22.2.1 Random Forests (RF)

Random forests are an ensemble of decision trees that are trained on bootstrapped samples of the data and a random subset of the features, to reduce overfitting and improve accuracy.

library(randomForest)

# Load the dataset
data <- read.csv("mydata.csv")

# Split the data into training and test sets
trainIndex <- sample(1:nrow(data), 0.7*nrow(data))
trainData <- data[trainIndex, ]
testData <- data[-trainIndex, ]

# Train the random forest classifier
rf <- randomForest(class ~ ., data=trainData, ntree=500, importance=TRUE)

# Make predictions on the test data
predictions <- predict(rf, testData)

# Evaluate the performance of the classifier
confusionMatrix(predictions, testData$class)
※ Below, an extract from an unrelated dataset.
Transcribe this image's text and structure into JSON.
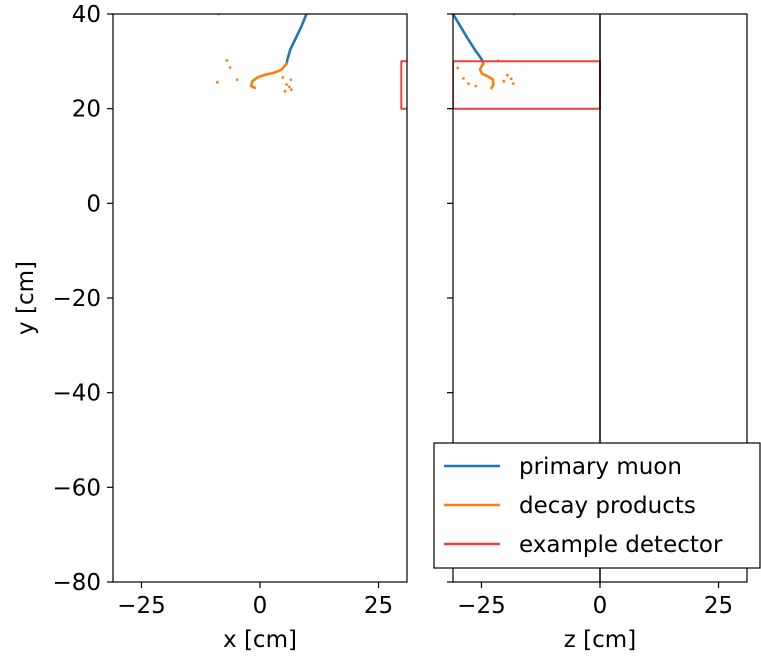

22.2.2 Support Vector Machines (SVM)

Support vector machines (SVMs) aim to find a hyperplane that maximally separates the samples belonging to different classes in the feature space, and can handle both linear and nonlinear relationships between the features and the response variable.

library(e1071)

# Load the dataset
data <- read.csv("mydata.csv")

# Split the data into training and test sets
trainIndex <- sample(1:nrow(data), 0.7*nrow(data))
trainData <- data[trainIndex, ]
testData <- data[-trainIndex, ]

# Train the SVM classifier
svm <- svm(class ~ ., data=trainData, kernel="radial", cost=1)

# Make predictions on the test data
predictions <- predict(svm, testData)

# Evaluate the performance of the classifier
confusionMatrix(predictions, testData$class)